Laffer gave us the Laffer Curve and was a prime architect of Reaganomics; he's so dreamy to tax-haters that Newt Gingrich speaks his name, and touts his endorsement, with reverence. Turns out he's also—at least according to 52 investors who are suing him in Texas for fraud, negligence, and breach of fiduciary duty—a con man who lent his name to a Ponzi Scheme.

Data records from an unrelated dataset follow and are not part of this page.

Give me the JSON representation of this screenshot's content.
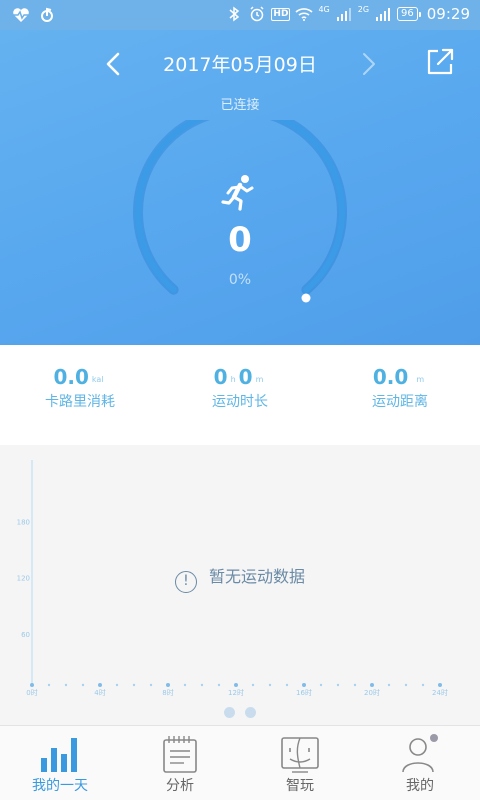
{
  "status_bar": {
    "network_left": "4G",
    "network_right": "2G",
    "hd": "HD",
    "battery": "96",
    "time": "09:29"
  },
  "header": {
    "date": "2017年05月09日",
    "connection_status": "已连接"
  },
  "progress": {
    "steps": "0",
    "percent": "0%",
    "fraction": 0
  },
  "stats": [
    {
      "value": "0.0",
      "unit": "kal",
      "label": "卡路里消耗"
    },
    {
      "value_h": "0",
      "unit_h": "h",
      "value_m": "0",
      "unit_m": "m",
      "label": "运动时长"
    },
    {
      "value": "0.0",
      "unit": "m",
      "label": "运动距离"
    }
  ],
  "chart_data": {
    "type": "bar",
    "title": "",
    "xlabel": "",
    "ylabel": "",
    "y_ticks": [
      "180",
      "120",
      "60"
    ],
    "x_ticks": [
      "0时",
      "4时",
      "8时",
      "12时",
      "16时",
      "20时",
      "24时"
    ],
    "ylim": [
      0,
      240
    ],
    "values": [],
    "empty_message": "暂无运动数据"
  },
  "pager": {
    "pages": 2,
    "current": 0
  },
  "nav": {
    "tabs": [
      {
        "label": "我的一天",
        "icon": "bar-chart-icon",
        "active": true
      },
      {
        "label": "分析",
        "icon": "notepad-icon",
        "active": false
      },
      {
        "label": "智玩",
        "icon": "finder-face-icon",
        "active": false
      },
      {
        "label": "我的",
        "icon": "user-profile-icon",
        "active": false
      }
    ]
  },
  "colors": {
    "hero_gradient_start": "#65b2f0",
    "hero_gradient_end": "#4f9de9",
    "accent": "#3a9ae0",
    "stat_value": "#4fb0e2"
  }
}
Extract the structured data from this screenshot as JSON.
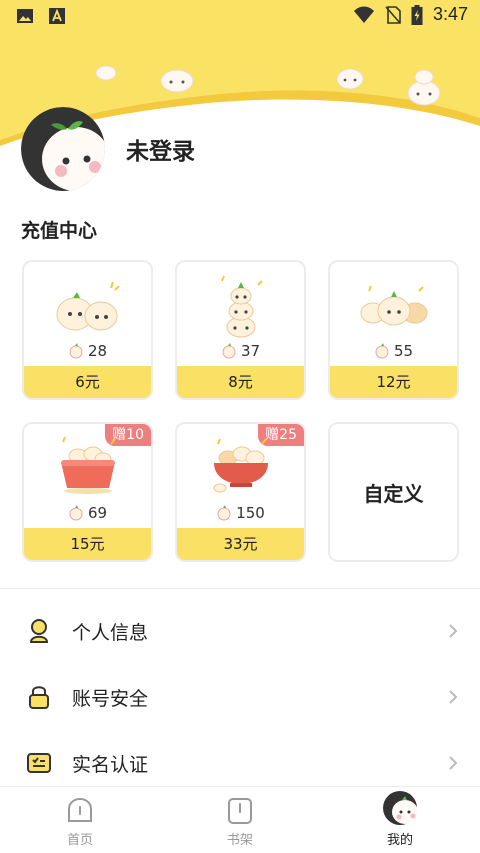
{
  "status_bar": {
    "time": "3:47"
  },
  "profile": {
    "login_status": "未登录"
  },
  "recharge": {
    "title": "充值中心",
    "packages": [
      {
        "coins": "28",
        "price": "6元",
        "bonus": ""
      },
      {
        "coins": "37",
        "price": "8元",
        "bonus": ""
      },
      {
        "coins": "55",
        "price": "12元",
        "bonus": ""
      },
      {
        "coins": "69",
        "price": "15元",
        "bonus": "赠10"
      },
      {
        "coins": "150",
        "price": "33元",
        "bonus": "赠25"
      }
    ],
    "custom_label": "自定义"
  },
  "menu": [
    {
      "label": "个人信息",
      "icon": "person-icon"
    },
    {
      "label": "账号安全",
      "icon": "lock-icon"
    },
    {
      "label": "实名认证",
      "icon": "id-card-icon"
    }
  ],
  "bottom_nav": [
    {
      "label": "首页",
      "icon": "home-icon",
      "active": false
    },
    {
      "label": "书架",
      "icon": "bookshelf-icon",
      "active": false
    },
    {
      "label": "我的",
      "icon": "profile-avatar-icon",
      "active": true
    }
  ],
  "colors": {
    "accent": "#fae064",
    "bonus": "#ef7e7e",
    "header": "#f9e264"
  }
}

The plaintiffs accuse an investment fund called Laffer Frishberg Wallace Economic Opportunity Fund, of which Laffer was a principal, of fraudulently funneling investor dollars into a radio company called BizRadio that the firm's managers were tight with. From the complaint:

The BizRadio business was a Ponzi Scheme constructed with the support of the Defendants. BizRadio never generated sufficient revenue through the sale of airtime to keep itself a viable entity. BizRadio was able to exist through the continuous influx of additional capital until it eventually collapsed in upon itself. Defendants were the primary source of BizRadio's funds.... [The investors] were repeatedly solicited for additional investments with returns which Defendants knew were not possible except through a pyramid scheme. Defendants continued to provied funding to BizRadio...long after they were aware that the promised returns were false and that BizRadio was perpetrating a fraud on investors.

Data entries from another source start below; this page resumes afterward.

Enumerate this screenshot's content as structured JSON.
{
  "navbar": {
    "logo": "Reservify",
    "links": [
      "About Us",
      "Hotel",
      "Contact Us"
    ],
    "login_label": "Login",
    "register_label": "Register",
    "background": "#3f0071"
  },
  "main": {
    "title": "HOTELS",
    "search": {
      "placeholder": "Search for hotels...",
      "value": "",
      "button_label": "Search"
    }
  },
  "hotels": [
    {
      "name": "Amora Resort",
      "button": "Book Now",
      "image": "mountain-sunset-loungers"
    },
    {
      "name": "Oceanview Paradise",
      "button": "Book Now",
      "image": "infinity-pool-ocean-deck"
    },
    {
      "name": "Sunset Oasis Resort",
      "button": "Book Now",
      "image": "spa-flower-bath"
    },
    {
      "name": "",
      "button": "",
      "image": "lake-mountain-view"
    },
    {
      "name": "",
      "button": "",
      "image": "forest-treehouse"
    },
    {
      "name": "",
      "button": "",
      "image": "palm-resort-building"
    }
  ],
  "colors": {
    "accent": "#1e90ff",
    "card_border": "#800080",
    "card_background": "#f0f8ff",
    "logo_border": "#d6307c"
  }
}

Laffer, it turns out, was a radio personality for the failing network at the same time his investment firm was funneling other people's money into the venture—along with his partner (and fellow defendant) Daniel Frishberg, he offered "top-level insights into the world-wide markets...using language and stories that everyone can understand and enjoy." Frishberg, the complaint notes, was the target a fraud lawsuit from the Securities and Exchange Commission in 2009.

The complaint doesn't specify how much money the investors lost—one of the funds it is suing plowed more than $3 million into BizRadio, and Laffer's fund "contributed significantly more than that." The suit, which can be read here, seeks unspecified restitution and damages.

Neither Laffer nor the plaintiff's attorney returned phone calls.